Reigning US Open champion Bryson DeChambeau has politely brushed aside Matthew Fitzpatrick’s fiery criticism of the American’s controversial new approach to the game that has the world of golf talking.
Fitzpatrick was probably still hot under the collar after doubling the last hole of his second round of the BMW PGA that would have handed him a two-shot lead in the Tour’s flagship event.
Instead the Englishman posted a round of 65 to be tied at the top with reigning Open Champion, Shane Lowry at 12-under par at the halfway stage at Wentworth.
The World No. 20 ranked Fitzpatrick was asked after his round what he thought of one of his fellow competitors, namely DeChambeau, stating post his Winged Foot success he was now striving to hit the golf ball 380-yards.
Fitzpatrick responded: “Seeing everyone is talking about it — I’m going to be biased because I’m not quite the longest, but Winged Foot, fair play to him, he won and shot 6-under, but Winged Foot, the fairways were tight as hell, and I drove it brilliantly, and I actually played pretty well, and I’m miles behind.
“He’s in the rough and miles up and he’s just hitting wedges everywhere. It just makes a bit of a mockery of it I think.
“I just looked at Shot Tracker yesterday, some of the places he hit it, and he’s cutting corners — when he’s on, there’s no point, is there. There’s no point. It doesn’t matter if I play my best, he’s going to be 50 yards in front of me off the tee, and you know, the only thing I can compete with him is putting, and that’s just ridiculous.
“I really hope the authorities do something. It’s not a skill to hit the ball a long way in my opinion. I could put on 40 pounds, go and see a biomechanist and I could gain 40 yards. That’s a fact. I could put on another two inches on my driver. I could gain that, but the skill, in my opinion, is to hit the ball straight. That’s the skill. He’s just taking the skill out of it, my opinion. I’m sure lots would disagree. It’s just, damn.”
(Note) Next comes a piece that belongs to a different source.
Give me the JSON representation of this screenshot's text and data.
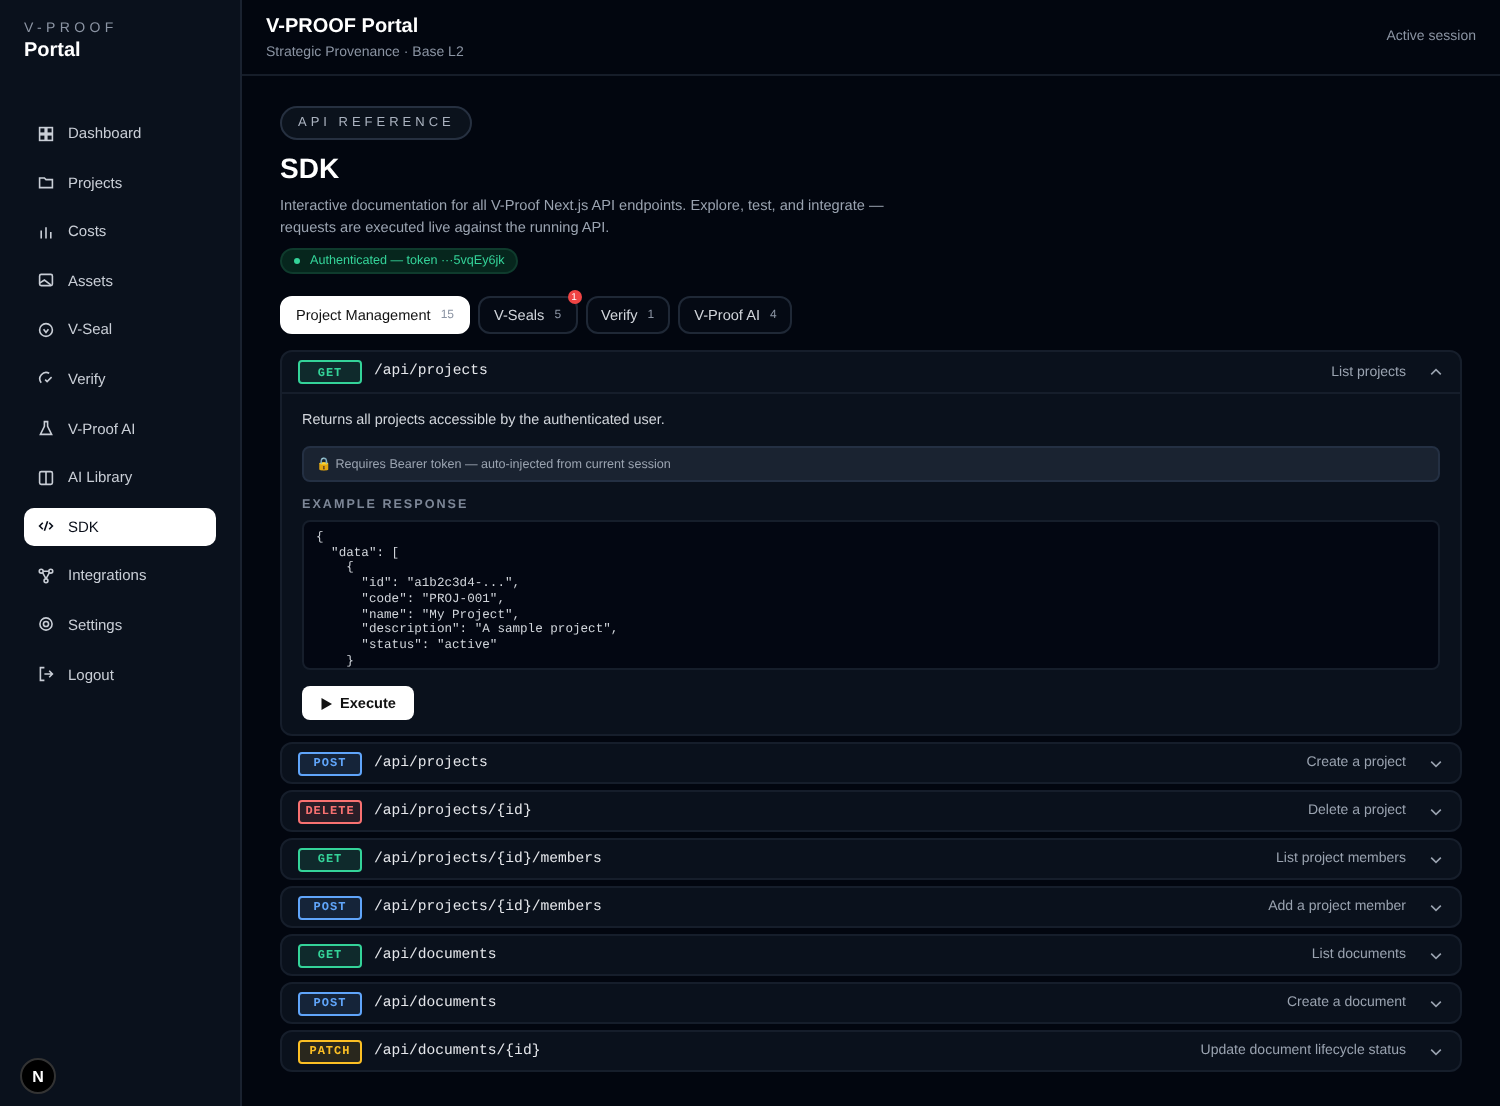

DeChambeau had equalled the TPC Summerlin course record of 62 on the opening day of the Shriners Hospital for Children Open in Las Vegas but was not quite as explosive on day two of the $7m event in posting a four-under par 67 to move to 13-under and trail one shot behind five players atop of the board on 14-under par, with the only non-American being Scotland’s Martin Laird who carved out an eight-under par 63.
DcChambeau was asked his reaction to Fitzpatrick’s comment with the journalist reading out to the American Fitzpatrick’s quote about ‘making a mockery of the game’ and in answering, challenged his English colleague to follow in his steps.
“I appreciate that comment. It’s a compliment to me honestly. A year ago I wasn’t hitting it anywhere near as far as I am today. It took a lot of work, a lot of hours to work through the night to figure out a lot of this stuff,” said DeChambeau.
“I would say it actually takes more skill to do what I’m doing, and albeit I may have — my fairway percentages are a little bit down, I still believe I’m hitting it straighter than what I was last year with the distances that I was hitting back then.
“So I actually appreciate those comments. I think he’s looking out for a certain set of players, and I appreciate that. My whole goal is to play the best golf I possibly can, and this game has given me the opportunity to showcase something pretty special.
“I feel like I’ve started to go down a path that’s allowed me to have an advantage over everyone, and I think that is a skill set when you look at it. For me out there today, I was still able to hit a lot of fairways at 360 yards. That’s tough to do with drivers.
“If anything, it’s more difficult to hit more fairways the way I’m doing it with the rules the way it is today. It’s more built for players like Matthew Fitzpatrick and his distances and players like that.
“So from my perspective, I think it takes a little bit more skill to do what I’m doing, and that’s why there are only a few people doing it out here.
“You know, I actually appreciate it, because I would love to have a conversation with him about it and say, Hey, man, I would love to help out. Why couldn’t you do it, too? You see Rory and DJ doing the same thing, too. They’re seeing that distinct advantage, and I feel like it’s great for the game of golf.
“I don’t think it takes less skill. I’m still putting it great; still wedging it mediocre, the same, maybe a little bit better. It shows out here that I’m still hitting fairways.
“Yeah, I do hit a couple errant shots like on 9 today, but I do hit a lot of fairways, I still hit great irons, and I make a lot of putts. I still think there is a lot of skill in that.”
It seems every week now since the US Open more and more players are being asked to comment on the impact DeChambeau is making on the game.
No doubt, those charged with administering the game continue to note all that is being said.
The next chapter of the nightmare for those administrators will unfold starting on 12th November when DeChambeau tees-up in a fourth Masters appearance.